Measurements from the Halogen Occultation Experiment, together with assimilated winds, temperatures, and diabatic heating rates from the NASA Goddard data assimilation office, are used in the NASA Langley Research Center trajectory‐photochemical model to compute photochemistry along three‐dimensional air parcel trajectories for the Northern Hemisphere for the period March through September 1997. These calculations provide a global perspective for the interpretation of constituent measurements made from the ER‐2 platform during the Photochemistry of Ozone Loss in the Arctic Region in Summer aircraft campaign. An important component of the model is a parameterization of sub‐grid‐scale diffusive mixing. The parameterization uses an “n‐member mixing” approach which includes an efficiency factor that enhances the mixing in regions where strain dominates the large‐scale flow. Model predictions of O3 and CH4 are compared with in situ measurements made from the ER‐2. Comparison of the in situ data with model predictions, conducted with and without diffusive mixing, illustrates the contribution that irreversible mixing makes in establishing observed tracer‐tracer correlations.

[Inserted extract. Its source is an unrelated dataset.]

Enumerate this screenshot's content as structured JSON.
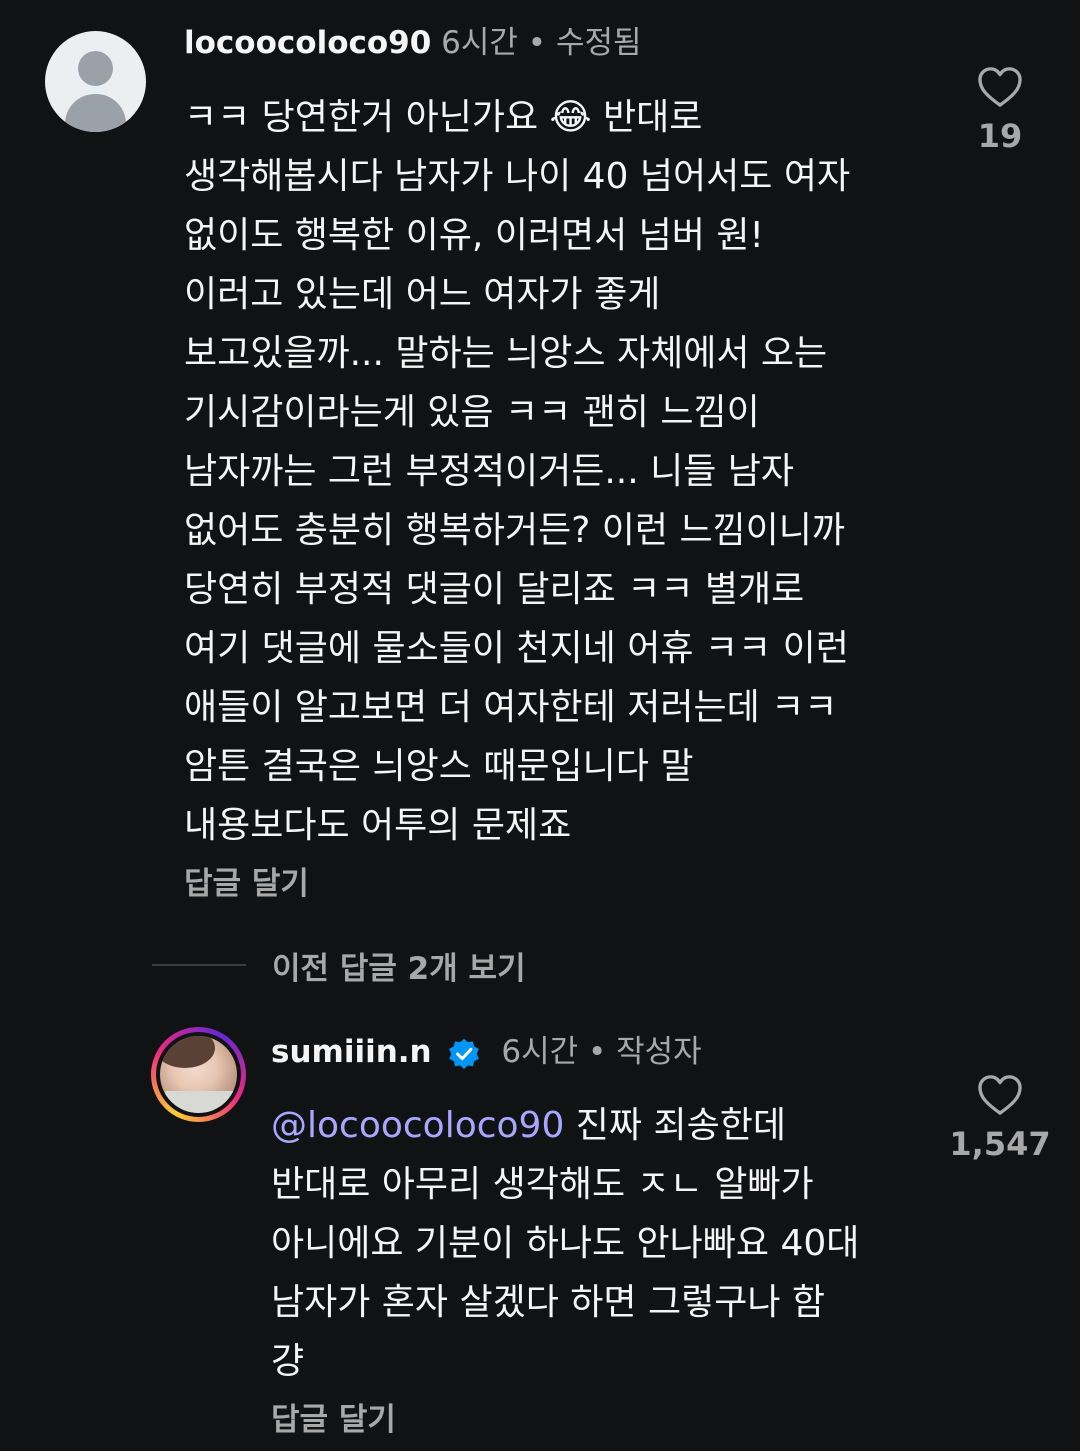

Comparisons made for an ER‐2 flight in late April 1997 show that irreversible mixing was important in establishing observed tracer‐tracer correlations during spring 1997. Comparisons made in late June 1997, when filaments of very low N2O and CH4 were observed, indicate that remnants of air from the polar vortex survived unmixed in the low stratosphere 6 weeks after the breakup of the polar vortex in May. The results demonstrate that the sub‐grid‐scale mixing parameterization used in the model is effective not only for strong mixing conditions in late winter and early spring, but also for relatively weak mixing conditions that prevail in summer.